Sunday 23 May 2021

WHY SHAMANS ARE NOT HEALERS

I don't believe in healing people. My instinct, even my passion, is to help people to do that themselves. I will shunt energy if it is really necessary, and that has its place. I shapeshift in order to do that, but the animal presence which does it has been reluctant for at least 15 years now. I think it was partly to do with our 'quickfix' culture, as well as not taking agency from people.

I think it makes Shamanism narrow, and even counter-productive, when we think of ourselves as 'healers'. We are not. We are something much broader than that. We understand the earth as a living presence, and matter as spirit, and to some degree we embody that perspective.

People come to us because we stand for something they are reaching for themselves. Their woundings are often the way in. And we are only any use to people if we don't believe the pedestals they may put us on, but can stay at that point of humility and ordinariness, where we are always beginners, surrounded by the mystery of Spirit. We have names, but really we are no-one. The individual self is just a convenience, a temporary locus, while we have bodies.

Monday 17 May 2021

ON WORTHY OPPONENTS

There's nothing like the 'worthy opponent' to get you to sort who you are. And it pushes me quite hard when I find it is the respected teachers within our shamanic world who are my worthy opponents. The ones who buy into the conspiracy nonsense, who claim there are unnamed people secretly controlling us (in fact, no-one is in control, not fundamentally, and certainly not in the way the conspiracists fantasise). Or who ask us to take sides in the war of good versus evil, which usually means left versus right, or environmentalists vs capitalists.



 I blocked a well-known shamanic teacher on Facebook today for that reason. I refused to go there any more. Believe me, I did it with regret, because the person also has good things to say. All the same, I probably took longer than I should have: I was being criticised at every turn, it seemed, and had been for some months. You have to live and let live, especially when you disagree, and this person couldn't.

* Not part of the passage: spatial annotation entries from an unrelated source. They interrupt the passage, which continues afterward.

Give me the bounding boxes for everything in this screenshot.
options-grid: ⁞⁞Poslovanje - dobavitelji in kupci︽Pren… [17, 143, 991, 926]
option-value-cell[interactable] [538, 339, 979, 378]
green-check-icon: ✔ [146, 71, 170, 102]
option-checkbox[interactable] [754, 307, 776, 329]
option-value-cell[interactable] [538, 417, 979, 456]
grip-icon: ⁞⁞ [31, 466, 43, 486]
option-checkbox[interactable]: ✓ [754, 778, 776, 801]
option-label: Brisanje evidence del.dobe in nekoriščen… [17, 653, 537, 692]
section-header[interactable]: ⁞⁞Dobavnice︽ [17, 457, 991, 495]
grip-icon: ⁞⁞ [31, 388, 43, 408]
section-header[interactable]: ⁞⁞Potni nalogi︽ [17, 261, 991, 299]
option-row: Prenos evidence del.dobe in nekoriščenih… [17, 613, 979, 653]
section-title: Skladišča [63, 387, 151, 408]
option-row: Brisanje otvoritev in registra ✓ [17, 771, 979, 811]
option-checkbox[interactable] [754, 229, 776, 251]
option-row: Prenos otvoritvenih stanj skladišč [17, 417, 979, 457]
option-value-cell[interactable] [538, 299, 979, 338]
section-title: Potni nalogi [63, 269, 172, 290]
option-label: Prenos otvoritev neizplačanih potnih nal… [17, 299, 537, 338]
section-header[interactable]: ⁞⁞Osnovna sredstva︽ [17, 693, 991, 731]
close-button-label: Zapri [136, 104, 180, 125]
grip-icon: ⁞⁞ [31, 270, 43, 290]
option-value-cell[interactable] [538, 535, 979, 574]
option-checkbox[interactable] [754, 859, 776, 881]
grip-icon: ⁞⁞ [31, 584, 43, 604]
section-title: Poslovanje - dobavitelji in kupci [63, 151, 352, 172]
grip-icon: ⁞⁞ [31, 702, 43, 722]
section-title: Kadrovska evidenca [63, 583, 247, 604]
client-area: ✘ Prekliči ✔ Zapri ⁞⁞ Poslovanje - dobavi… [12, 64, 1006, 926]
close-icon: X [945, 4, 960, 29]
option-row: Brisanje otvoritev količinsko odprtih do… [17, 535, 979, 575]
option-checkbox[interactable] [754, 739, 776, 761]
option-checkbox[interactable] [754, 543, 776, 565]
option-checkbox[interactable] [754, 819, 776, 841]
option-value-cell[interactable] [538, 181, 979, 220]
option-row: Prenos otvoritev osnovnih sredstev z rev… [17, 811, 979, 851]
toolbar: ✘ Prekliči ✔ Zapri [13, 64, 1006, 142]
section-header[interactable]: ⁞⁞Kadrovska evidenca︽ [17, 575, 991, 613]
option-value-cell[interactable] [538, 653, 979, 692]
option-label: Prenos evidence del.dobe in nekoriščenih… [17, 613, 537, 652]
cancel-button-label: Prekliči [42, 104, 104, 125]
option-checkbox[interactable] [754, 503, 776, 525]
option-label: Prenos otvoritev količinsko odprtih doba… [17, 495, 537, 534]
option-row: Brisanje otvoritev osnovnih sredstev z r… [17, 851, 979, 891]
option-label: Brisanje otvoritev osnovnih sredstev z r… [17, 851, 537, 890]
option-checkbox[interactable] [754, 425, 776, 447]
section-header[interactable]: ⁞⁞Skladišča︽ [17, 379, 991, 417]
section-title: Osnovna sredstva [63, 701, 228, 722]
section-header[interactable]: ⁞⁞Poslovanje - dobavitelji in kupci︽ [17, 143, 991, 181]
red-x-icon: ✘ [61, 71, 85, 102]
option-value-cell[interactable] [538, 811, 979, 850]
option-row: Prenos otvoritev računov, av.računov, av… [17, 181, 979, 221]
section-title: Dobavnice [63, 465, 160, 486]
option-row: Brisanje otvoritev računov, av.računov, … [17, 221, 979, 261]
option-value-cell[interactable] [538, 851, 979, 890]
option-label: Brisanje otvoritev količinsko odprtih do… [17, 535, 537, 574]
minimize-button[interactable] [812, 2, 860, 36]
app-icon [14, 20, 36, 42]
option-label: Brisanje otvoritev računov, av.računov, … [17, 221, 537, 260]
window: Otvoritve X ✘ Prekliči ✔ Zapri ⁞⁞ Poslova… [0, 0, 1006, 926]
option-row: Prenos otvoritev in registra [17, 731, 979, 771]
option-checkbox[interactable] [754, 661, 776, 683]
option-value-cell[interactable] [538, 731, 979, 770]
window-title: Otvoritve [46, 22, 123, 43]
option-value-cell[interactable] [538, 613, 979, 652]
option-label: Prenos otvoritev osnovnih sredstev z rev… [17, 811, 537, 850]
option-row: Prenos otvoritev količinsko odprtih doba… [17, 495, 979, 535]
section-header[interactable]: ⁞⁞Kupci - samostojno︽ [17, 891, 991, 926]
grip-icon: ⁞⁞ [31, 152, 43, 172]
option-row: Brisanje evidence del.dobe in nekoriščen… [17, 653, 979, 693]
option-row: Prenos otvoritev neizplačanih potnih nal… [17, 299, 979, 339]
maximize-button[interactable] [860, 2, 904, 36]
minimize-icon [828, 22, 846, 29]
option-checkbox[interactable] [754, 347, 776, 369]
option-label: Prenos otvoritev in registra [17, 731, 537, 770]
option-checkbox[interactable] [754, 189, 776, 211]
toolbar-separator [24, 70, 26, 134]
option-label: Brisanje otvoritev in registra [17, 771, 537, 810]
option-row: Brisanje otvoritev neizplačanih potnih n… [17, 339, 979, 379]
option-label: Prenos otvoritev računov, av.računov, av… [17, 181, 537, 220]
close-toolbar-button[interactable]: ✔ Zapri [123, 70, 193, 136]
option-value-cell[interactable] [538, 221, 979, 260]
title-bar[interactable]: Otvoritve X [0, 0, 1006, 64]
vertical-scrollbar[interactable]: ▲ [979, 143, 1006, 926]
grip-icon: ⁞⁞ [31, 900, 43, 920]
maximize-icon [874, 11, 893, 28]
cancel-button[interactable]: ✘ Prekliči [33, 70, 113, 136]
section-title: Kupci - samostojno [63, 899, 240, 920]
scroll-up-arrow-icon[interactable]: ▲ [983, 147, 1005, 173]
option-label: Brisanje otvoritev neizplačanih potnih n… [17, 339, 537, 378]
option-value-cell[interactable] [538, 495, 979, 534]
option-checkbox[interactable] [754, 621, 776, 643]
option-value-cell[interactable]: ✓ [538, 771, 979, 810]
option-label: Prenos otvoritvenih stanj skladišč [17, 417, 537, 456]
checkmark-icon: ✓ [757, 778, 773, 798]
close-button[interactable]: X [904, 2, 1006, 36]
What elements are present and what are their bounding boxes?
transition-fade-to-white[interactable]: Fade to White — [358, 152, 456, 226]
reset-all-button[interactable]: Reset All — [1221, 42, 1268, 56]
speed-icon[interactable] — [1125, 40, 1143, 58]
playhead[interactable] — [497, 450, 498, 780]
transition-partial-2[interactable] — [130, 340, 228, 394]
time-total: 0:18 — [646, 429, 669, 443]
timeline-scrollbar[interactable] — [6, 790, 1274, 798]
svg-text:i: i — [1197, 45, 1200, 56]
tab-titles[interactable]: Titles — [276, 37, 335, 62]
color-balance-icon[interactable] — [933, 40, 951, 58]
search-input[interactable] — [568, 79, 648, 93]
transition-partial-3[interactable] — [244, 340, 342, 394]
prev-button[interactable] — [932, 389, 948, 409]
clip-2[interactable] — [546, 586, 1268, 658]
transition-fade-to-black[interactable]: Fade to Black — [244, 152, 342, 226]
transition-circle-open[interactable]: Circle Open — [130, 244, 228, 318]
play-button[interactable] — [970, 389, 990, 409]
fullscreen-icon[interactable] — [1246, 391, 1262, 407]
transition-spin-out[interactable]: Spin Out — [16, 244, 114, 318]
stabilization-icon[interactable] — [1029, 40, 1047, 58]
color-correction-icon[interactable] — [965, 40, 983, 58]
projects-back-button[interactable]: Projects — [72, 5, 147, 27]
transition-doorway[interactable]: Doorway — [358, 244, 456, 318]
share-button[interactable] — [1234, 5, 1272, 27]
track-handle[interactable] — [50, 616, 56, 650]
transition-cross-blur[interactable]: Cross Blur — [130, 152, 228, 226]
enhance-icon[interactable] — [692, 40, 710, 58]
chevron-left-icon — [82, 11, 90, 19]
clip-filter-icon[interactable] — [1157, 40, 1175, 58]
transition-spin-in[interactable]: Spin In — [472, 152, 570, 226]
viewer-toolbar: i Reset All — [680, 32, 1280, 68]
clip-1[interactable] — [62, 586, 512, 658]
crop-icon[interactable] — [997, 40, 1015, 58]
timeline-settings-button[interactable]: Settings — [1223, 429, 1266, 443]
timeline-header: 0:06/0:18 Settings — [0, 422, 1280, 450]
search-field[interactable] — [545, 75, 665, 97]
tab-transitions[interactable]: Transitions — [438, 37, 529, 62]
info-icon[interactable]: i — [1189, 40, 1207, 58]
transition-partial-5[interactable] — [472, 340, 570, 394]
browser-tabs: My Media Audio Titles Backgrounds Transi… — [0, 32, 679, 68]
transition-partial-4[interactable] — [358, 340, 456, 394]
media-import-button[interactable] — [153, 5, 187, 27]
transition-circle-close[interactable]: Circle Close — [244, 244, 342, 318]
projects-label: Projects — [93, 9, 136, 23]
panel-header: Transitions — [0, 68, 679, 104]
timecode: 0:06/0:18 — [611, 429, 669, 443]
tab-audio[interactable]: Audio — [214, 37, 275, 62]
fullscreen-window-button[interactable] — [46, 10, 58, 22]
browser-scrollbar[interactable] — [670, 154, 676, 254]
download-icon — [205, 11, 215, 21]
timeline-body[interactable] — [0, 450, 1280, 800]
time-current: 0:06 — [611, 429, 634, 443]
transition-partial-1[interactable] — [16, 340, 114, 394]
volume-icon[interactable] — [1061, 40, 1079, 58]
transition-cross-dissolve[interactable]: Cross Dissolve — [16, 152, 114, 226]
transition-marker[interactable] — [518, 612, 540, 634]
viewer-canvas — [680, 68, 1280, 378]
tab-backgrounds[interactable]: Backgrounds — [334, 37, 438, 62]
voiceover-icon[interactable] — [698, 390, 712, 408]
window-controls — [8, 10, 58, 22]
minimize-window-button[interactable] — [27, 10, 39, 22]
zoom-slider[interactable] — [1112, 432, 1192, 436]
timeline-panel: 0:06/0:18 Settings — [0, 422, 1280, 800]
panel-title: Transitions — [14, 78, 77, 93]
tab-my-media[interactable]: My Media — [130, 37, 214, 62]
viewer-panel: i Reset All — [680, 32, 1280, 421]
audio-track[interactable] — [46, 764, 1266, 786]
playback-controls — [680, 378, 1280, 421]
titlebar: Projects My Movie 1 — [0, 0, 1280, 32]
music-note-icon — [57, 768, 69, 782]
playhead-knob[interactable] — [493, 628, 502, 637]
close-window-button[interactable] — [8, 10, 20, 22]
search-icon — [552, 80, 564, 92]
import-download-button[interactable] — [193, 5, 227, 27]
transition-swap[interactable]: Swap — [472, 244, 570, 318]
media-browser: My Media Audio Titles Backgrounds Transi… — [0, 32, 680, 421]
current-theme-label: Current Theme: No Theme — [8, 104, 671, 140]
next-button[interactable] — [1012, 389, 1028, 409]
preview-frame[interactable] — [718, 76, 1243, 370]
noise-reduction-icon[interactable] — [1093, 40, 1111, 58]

If you are a medicine person, if you are allowing something greater than your ordinary self to influence who you are and what you do, then you cannot afford to get caught up in these worldly winds, these vast collective thought-forms, that press so strongly on us, through the news and through social media.

Energetically, we need to be hermits. It is never 'us and them', it is always 'us and us'. We love everyone. We do not believe in the 'them' of the shadowy controllers, or the 'them' who run corporations or who have political power. We are beyond such crude categories, 'beyond good and evil', as Nietzsche put it.

This will only ever be a minority realisation. Religion, which divides into good and bad, will always be for the majority. The impetus to judge, particularly to make 'left 'good' and right 'bad' politically, is deep-seated in the counter-culture within which shamanism generally seem to place itself.

This post is a bit of a cry from something deep within me, for I cannot find my home with many of the people who are looked to as shamanic teachers, even some I have learnt from. They are still on the side of what they see as good in the world against what they see as evil.

I cannot do that. If you are honest with yourself, if you can live at that coalface, you will see all those things that you attribute to the other side as existing within you, and almost certainly they have something that needs to be listened to. And if you stay at that coalface of honesty with yourself for long enough, you will become an Elder. Not that one thinks of oneself in those terms: if you are honest with yourself, any need for an identity falls away.

That is all an Elder is - not someone who has mysterious access to some higher state of consciousness that you have not reached, but someone who has been prepared for some years to be honest with themselves, to not judge themselves, to make friends with all those bits that we are told to judge. It is very simple, but also seems to be quite difficult for most of us. But it is something we can all do. It is the only teaching you will ever need - just be honest with yourself.

This is who I am, this is what I stand for. I come from a place where I have the same fears, self-doubts, anger, confusions as the rest of us. I try not to project it out onto the world or onto other people, and I do not always succeed. But I do know that if I take care of that, if I can be honest with myself in that simple yet difficult way, everything else will take care of itself.

Sunday 9 May 2021

THINGS ARE A LOT BETTER THAN THEY ARE MADE OUT TO BE

I've spent my whole adult life living under an apocalyptic, pessimistic narrative about the future of the world, which has only intensified in recent years. It seems that humans are hard-wired to take more note of bad possibilities, and there's probably some evolutionary reason for this. Anyway, a book has recently come out, based on freely available data, and thoroughly researched, that gives a much more optimistic prognosis. Below is a long interview with author Marian Tupy. I feel like an existential weight is lifting from me.

 https://www.youtube.com/watch?v=VIANLddo-ec
 
Points made include: We're richer by far in terms of productivity and quality of products; absolute poverty has declined precipitously; commodity prices have fallen; we're not going to overpopulate the world in any cataclysmic sense; everyone has increasingly more than enough to eat; there's more land for nature, and that trend seems upward; more people are moving to urban areas and that’s advantageous rather than disadvantageous; there are more democracies and so we’re better governed; we’re more peaceful; and we’re less likely to die from catastrophes. And we're not about to be burnt to a cinder: Tupy condemns that narrative as untrue and irresponsible.